Ale akt zrozumienia, akt nazwania nie wyczerpuje przecież całego ludzkiego powołania do bycia mądrym ogrodnikiem. Przychodzi moment, że Bóg „staje przed człowiekiem nie za pośrednictwem rzeczy, ale w swej prostocie”, nie wzywa nas już do nadawania rzeczom i czasowi imion, ale do bycia razem, do komunikacji bez pomocy słów, sylab lub formuł. Dla niektórych są to przechadzki w „nieskrępowanej pustce wiatru”, dla mnie zaś to jakby zanurzenie się w otchłań oceanu, nurkowanie i wynurzanie się, coś na kształt tańca humbaka, jednego z najbardziej niezależnych i nieprzewidywalnych wielorybów, nucących wciąż niezrozumiałą dla badaczy piosenkę, pełną kląskań, huków, metalicznych uderzeń i nawoływań. W takich chwilach wydaje mi się, że Bóg stanął przede mną w swojej prostocie, nie muszę być już jak pies gończy, pracowity bóbr, pilny kot i fenek z uszami jak radary, mogę obyć się bez ich szlachetnych zatrudnień i po prostu zanurkować w ocean Boga.
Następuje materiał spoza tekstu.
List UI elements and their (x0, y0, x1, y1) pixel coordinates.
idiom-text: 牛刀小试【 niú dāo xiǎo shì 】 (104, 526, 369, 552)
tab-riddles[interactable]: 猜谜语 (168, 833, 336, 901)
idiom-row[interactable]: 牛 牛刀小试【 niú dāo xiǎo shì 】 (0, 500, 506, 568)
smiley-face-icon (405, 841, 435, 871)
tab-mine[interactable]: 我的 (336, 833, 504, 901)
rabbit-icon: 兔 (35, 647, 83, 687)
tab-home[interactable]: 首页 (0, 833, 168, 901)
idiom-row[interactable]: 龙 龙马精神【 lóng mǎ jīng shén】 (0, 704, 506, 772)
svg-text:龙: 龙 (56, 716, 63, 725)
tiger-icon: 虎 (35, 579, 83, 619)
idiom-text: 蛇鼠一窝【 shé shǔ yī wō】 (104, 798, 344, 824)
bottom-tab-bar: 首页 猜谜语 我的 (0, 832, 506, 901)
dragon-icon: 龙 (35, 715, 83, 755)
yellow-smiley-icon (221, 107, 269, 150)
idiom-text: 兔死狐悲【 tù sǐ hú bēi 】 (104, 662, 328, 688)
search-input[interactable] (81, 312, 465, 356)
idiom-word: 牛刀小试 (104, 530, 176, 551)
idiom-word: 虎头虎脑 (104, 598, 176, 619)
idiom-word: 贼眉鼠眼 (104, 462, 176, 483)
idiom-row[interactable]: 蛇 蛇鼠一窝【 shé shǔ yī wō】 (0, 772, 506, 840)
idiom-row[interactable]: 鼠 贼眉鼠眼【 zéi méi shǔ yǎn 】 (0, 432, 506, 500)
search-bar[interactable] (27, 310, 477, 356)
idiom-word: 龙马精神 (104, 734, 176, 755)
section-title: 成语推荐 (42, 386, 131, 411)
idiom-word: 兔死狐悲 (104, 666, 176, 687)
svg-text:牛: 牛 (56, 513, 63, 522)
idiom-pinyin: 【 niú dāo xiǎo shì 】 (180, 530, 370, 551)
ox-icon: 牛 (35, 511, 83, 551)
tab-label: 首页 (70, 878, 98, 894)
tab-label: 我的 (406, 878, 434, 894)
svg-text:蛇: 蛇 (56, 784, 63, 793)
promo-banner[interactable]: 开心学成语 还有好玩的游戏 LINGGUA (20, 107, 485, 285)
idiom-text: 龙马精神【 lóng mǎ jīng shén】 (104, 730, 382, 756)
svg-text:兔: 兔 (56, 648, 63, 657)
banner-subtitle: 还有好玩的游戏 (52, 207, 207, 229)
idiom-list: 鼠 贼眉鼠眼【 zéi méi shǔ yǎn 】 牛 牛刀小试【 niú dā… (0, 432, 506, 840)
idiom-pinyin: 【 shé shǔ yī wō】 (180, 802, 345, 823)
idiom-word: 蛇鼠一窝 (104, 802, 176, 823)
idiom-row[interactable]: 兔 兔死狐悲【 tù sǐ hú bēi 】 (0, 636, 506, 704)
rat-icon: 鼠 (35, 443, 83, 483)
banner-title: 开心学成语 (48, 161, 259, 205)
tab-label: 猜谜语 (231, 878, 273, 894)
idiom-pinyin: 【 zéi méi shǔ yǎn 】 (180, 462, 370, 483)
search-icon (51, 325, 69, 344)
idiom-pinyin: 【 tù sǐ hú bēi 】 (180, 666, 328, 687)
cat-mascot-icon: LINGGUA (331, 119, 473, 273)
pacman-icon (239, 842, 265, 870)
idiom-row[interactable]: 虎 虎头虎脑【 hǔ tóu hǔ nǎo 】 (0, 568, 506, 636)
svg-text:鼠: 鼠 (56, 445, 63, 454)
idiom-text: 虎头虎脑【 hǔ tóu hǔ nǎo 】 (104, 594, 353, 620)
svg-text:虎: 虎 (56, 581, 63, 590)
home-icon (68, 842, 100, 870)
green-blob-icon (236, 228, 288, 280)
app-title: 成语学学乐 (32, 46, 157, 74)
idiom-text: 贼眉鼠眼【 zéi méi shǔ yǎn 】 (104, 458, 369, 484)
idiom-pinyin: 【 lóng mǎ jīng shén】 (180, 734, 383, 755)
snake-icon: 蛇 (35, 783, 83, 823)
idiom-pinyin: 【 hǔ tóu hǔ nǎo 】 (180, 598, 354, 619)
Ale sęk w tym, że kiedyś, bardzo bardzo dawno temu, połknąłem Jonasza. Tak chciał Bóg, który stał się człowiekiem. Bóg, który „wziął na siebie słabość i pospolitość człowieka, i ukrył się pod postacią kogoś anonimowego i mało znaczącego, w bardzo mało znaczącym miejscu. I w żadnym razie nie rozkazywał innym ludziom, nie był Królem, Przywódcą czy Reformatorem, ani nie wywyższał się nad swoje stworzenia w żaden sposób”. Jonasz – Jezus żyje w moich ciemnościach, daje mi znaki – a jakże – Jonasza, trawię Go i mój apetyt, pożądanie, przemoc powinny Go zabić, ale On żyje, bo „obecność Boga w Jego świecie jako Stwórcy zależy jedynie od Niego. Jego obecność w świecie jako Człowieka zależy w pewnym stopniu od ludzi. Nie znaczy to, że możemy cokolwiek uczynić, by zmienić samą tajemnicę Wcielenia: jesteśmy jednak w stanie podjąć decyzję, czy my sami albo ta część świata, która jest naszą, ma stać się świadoma Jego obecności, by zostaćFlorka – piesek przydrożny, a właściwie polny.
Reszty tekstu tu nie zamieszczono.